To mitigate gradient vanishing issues caused by zero pruning during training, a Sparse Weight Regularization term is introduced. This regularization maintains a sufficiently large magnitude in the remaining weights, facilitating better mask learning and transferability to downstream tasks.

Experimental Evaluation

Scalability and Accuracy

The efficacy of MaskLLM was evaluated on several models, including LLaMA-2, Nemotron-4, and GPT-3, with sizes ranging from 843M to 15B parameters. The experiments demonstrated that MaskLLM could effectively scale to large datasets, producing higher-quality masks compared to state-of-the-art methods like SparseGPT and Wanda.
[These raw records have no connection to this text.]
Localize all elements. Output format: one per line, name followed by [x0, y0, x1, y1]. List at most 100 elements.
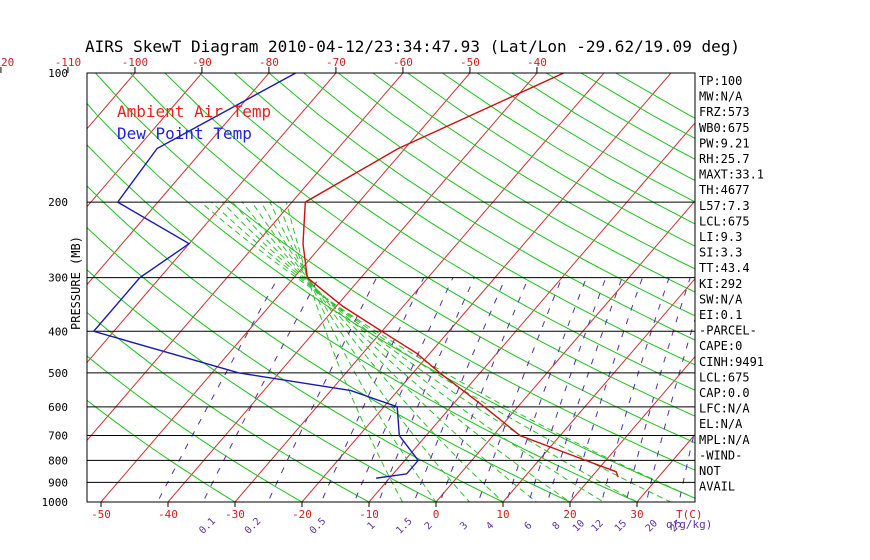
dry-adiabat-line: [87, 355, 304, 502]
stability-index-label: -PARCEL-: [699, 324, 757, 338]
mixing-ratio-tick-label: 1: [365, 520, 377, 532]
stability-index-label: -WIND-: [699, 448, 742, 462]
moist-adiabat-line: [211, 201, 672, 502]
isotherm-line: [569, 355, 695, 502]
pressure-tick-label: 300: [48, 272, 68, 285]
moist-adiabat-line: [221, 201, 639, 502]
mixing-ratio-tick-label: 12: [590, 518, 606, 534]
moist-adiabat-line: [285, 201, 404, 502]
isotherm-line: [87, 73, 270, 286]
mixing-ratio-line: [546, 277, 623, 502]
moist-adiabat-line: [277, 201, 437, 502]
top-temp-tick-label: -120: [0, 56, 14, 69]
mixing-ratio-line: [505, 277, 587, 502]
stability-index-label: CAPE:0: [699, 339, 742, 353]
isotherm-line: [301, 73, 672, 502]
dry-adiabat-line: [95, 73, 695, 471]
bottom-temp-tick-label: 10: [496, 508, 509, 521]
isotherm-line: [87, 73, 203, 208]
stability-index-label: TP:100: [699, 74, 742, 88]
pressure-tick-label: 400: [48, 325, 68, 338]
dry-adiabat-line: [164, 73, 695, 417]
mixing-ratio-line: [353, 277, 454, 502]
mixing-ratio-tick-label: 0.2: [243, 516, 264, 537]
stability-index-label: AVAIL: [699, 480, 735, 494]
background-grid: [0, 73, 870, 502]
isotherm-line: [771, 73, 870, 502]
dry-adiabat-line: [303, 73, 695, 317]
chart-title: AIRS SkewT Diagram 2010-04-12/23:34:47.9…: [85, 37, 740, 56]
stability-index-label: SW:N/A: [699, 292, 743, 306]
stability-index-label: EL:N/A: [699, 417, 743, 431]
dry-adiabat-line: [372, 73, 695, 270]
mixing-ratio-line: [439, 277, 529, 502]
isotherm-line: [167, 73, 538, 502]
mixing-ratio-line: [528, 277, 607, 502]
mixing-ratio-line: [320, 277, 425, 502]
stability-index-label: EI:0.1: [699, 308, 742, 322]
mixing-ratio-tick-label: 8: [551, 520, 563, 532]
isotherm-line: [502, 277, 695, 502]
moist-adiabat-line: [231, 201, 605, 502]
mixing-ratio-line: [477, 277, 563, 502]
dry-adiabat-line: [199, 73, 695, 391]
mixing-ratio-line: [413, 277, 506, 502]
mixing-ratio-line: [570, 277, 643, 502]
mixing-ratio-tick-label: 1.5: [394, 516, 415, 537]
pressure-tick-label: 100: [48, 67, 68, 80]
stability-index-label: LCL:675: [699, 214, 750, 228]
stability-index-label: SI:3.3: [699, 246, 742, 260]
top-temp-tick-label: -70: [326, 56, 346, 69]
dry-adiabat-line: [87, 144, 639, 502]
stability-index-label: LFC:N/A: [699, 402, 750, 416]
dry-adiabat-line: [233, 73, 695, 366]
stability-index-label: WB0:675: [699, 121, 750, 135]
dry-adiabat-line: [87, 185, 572, 502]
stability-index-label: L57:7.3: [699, 199, 750, 213]
dry-adiabat-line: [87, 226, 505, 502]
dry-adiabat-line: [511, 73, 695, 182]
dry-adiabat-line: [129, 73, 695, 444]
dry-adiabat-line: [268, 73, 695, 341]
stability-index-label: TT:43.4: [699, 261, 750, 275]
top-temp-tick-label: -60: [393, 56, 413, 69]
isobars: [87, 201, 695, 483]
plot-frame: [86, 72, 696, 503]
top-temp-tick-label: -110: [55, 56, 82, 69]
moist-adiabat-line: [241, 201, 571, 502]
legend-air-temp: Ambient Air Temp: [117, 102, 271, 121]
temperature-unit-label: T(C): [676, 508, 703, 521]
isotherm-line: [87, 73, 404, 442]
pressure-tick-label: 600: [48, 401, 68, 414]
mixing-ratio-unit-label: q(g/kg): [666, 518, 712, 531]
mixing-ratio-tick-label: 4: [484, 520, 496, 532]
dry-adiabat-line: [476, 73, 695, 203]
stability-index-label: CINH:9491: [699, 355, 764, 369]
dry-adiabat-line: [87, 269, 438, 502]
moist-adiabat-line: [269, 201, 471, 502]
air-temp-profile-line: [302, 73, 619, 478]
bottom-temp-tick-label: 0: [433, 508, 440, 521]
mixing-ratio-line: [625, 277, 691, 502]
mixing-ratio-tick-label: 6: [523, 520, 535, 532]
stability-index-label: MAXT:33.1: [699, 168, 764, 182]
top-temp-tick-label: -90: [192, 56, 212, 69]
moist-adiabat-line: [251, 201, 538, 502]
bottom-temp-tick-label: -50: [91, 508, 111, 521]
pressure-tick-label: 500: [48, 367, 68, 380]
stability-index-label: LI:9.3: [699, 230, 742, 244]
mixing-ratio-line: [156, 277, 279, 502]
stability-index-label: PW:9.21: [699, 136, 750, 150]
mixing-ratio-tick-label: 0.1: [197, 516, 218, 537]
pressure-tick-label: 800: [48, 454, 68, 467]
moist-adiabat-line: [260, 201, 504, 502]
top-temp-tick-label: -50: [460, 56, 480, 69]
isotherm-line: [0, 73, 1, 502]
mixing-ratio-line: [377, 277, 475, 502]
dry-adiabat-line: [87, 399, 236, 502]
pressure-tick-label: 700: [48, 430, 68, 443]
bottom-temp-tick-label: -40: [158, 508, 178, 521]
mixing-ratio-line: [267, 277, 378, 502]
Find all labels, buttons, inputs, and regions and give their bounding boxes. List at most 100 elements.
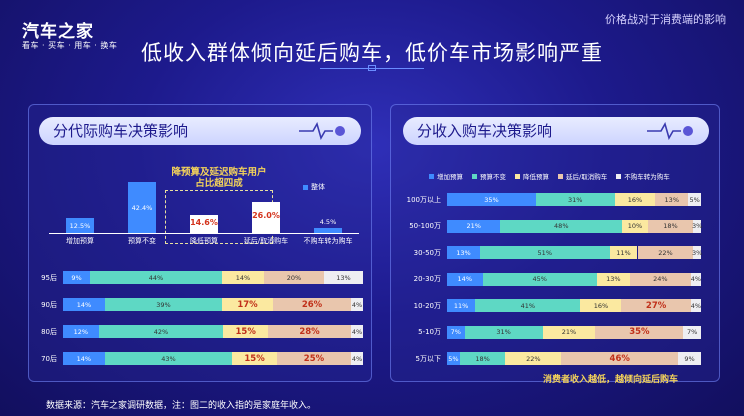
generation-stacked-chart: 95后 9% 44% 14% 20% 13% 90后 14% 39% 17% 26% 4% 80后 12%…	[29, 271, 373, 371]
stacked-segment: 26%	[273, 298, 351, 311]
column-value-label: 4.5%	[319, 217, 337, 226]
row-label: 20-30万	[413, 275, 441, 283]
legend-swatch	[515, 173, 520, 179]
column-value-label: 12.5%	[69, 221, 91, 230]
column-category-label: 增加预算	[66, 237, 94, 245]
row-label: 95后	[41, 273, 57, 282]
stacked-segment: 39%	[105, 298, 222, 311]
annotation-line-1: 降预算及延迟购车用户	[171, 167, 267, 178]
column-category-label: 预算不变	[128, 237, 156, 245]
income-bottom-note: 消费者收入越低，越倾向延后购车	[543, 375, 679, 385]
stacked-segment: 15%	[223, 325, 268, 338]
stacked-segment: 15%	[232, 352, 277, 365]
stacked-segment: 10%	[622, 219, 648, 233]
column-bar	[314, 227, 342, 233]
stacked-segment: 14%	[63, 352, 105, 365]
stacked-row: 35% 31% 16% 13% 5%	[447, 193, 701, 206]
stacked-segment: 4%	[691, 299, 701, 312]
stacked-segment: 21%	[542, 325, 596, 339]
legend-label: 增加预算	[437, 173, 463, 181]
legend-swatch	[472, 173, 477, 179]
stacked-segment: 16%	[580, 299, 622, 312]
right-panel-title: 分收入购车决策影响	[417, 122, 553, 140]
brand-slogan: 看车 · 买车 · 用车 · 换车	[22, 41, 118, 50]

Specifically, for LLaMA-2 7B, MaskLLM achieved a perplexity (PPL) of 6.72 on Wikitext, significantly outperforming SparseGPT, which had a PPL of 10.42.

Mask Transferability

MaskLLM also introduces the concept of mask transferability, where learned masks can be adapted to different tasks or domains. The probabilistic nature of the mask selection process allows for the initialization of masks using pre-computed priors from one-shot methods, which are then refined through additional training. This feature was shown to provide substantial improvements in mask quality and training efficiency for downstream tasks.

Implications and Future Work

Practical Implications

By leveraging large-scale datasets and employing an end-to-end training paradigm, MaskLLM offers a robust solution for reducing the computational overhead of LLMs without sacrificing accuracy. This could lead to more efficient deployment of LLMs in real-world applications, particularly where computational resources are constrained.

Theoretical Implications

The probabilistic modeling of mask selection extends the scope of learnable sparsity patterns, offering a compelling alternative to traditional heuristic-based methods. This approach can be considered for other forms of model pruning and compression, potentially leading to new research directions in the field.

Conclusion

MaskLLM presents a novel approach to semi-structured pruning for LLMs, addressing scalability and accuracy issues inherent in current methods. Through probabilistic modeling and differentiable sampling, MaskLLM achieves high-quality mask learning and transferability, representing a significant advancement in the efficient deployment of LLMs. Future work could explore further optimizations to enhance training efficiency and generalize the approach to other sparsity patterns and model architectures.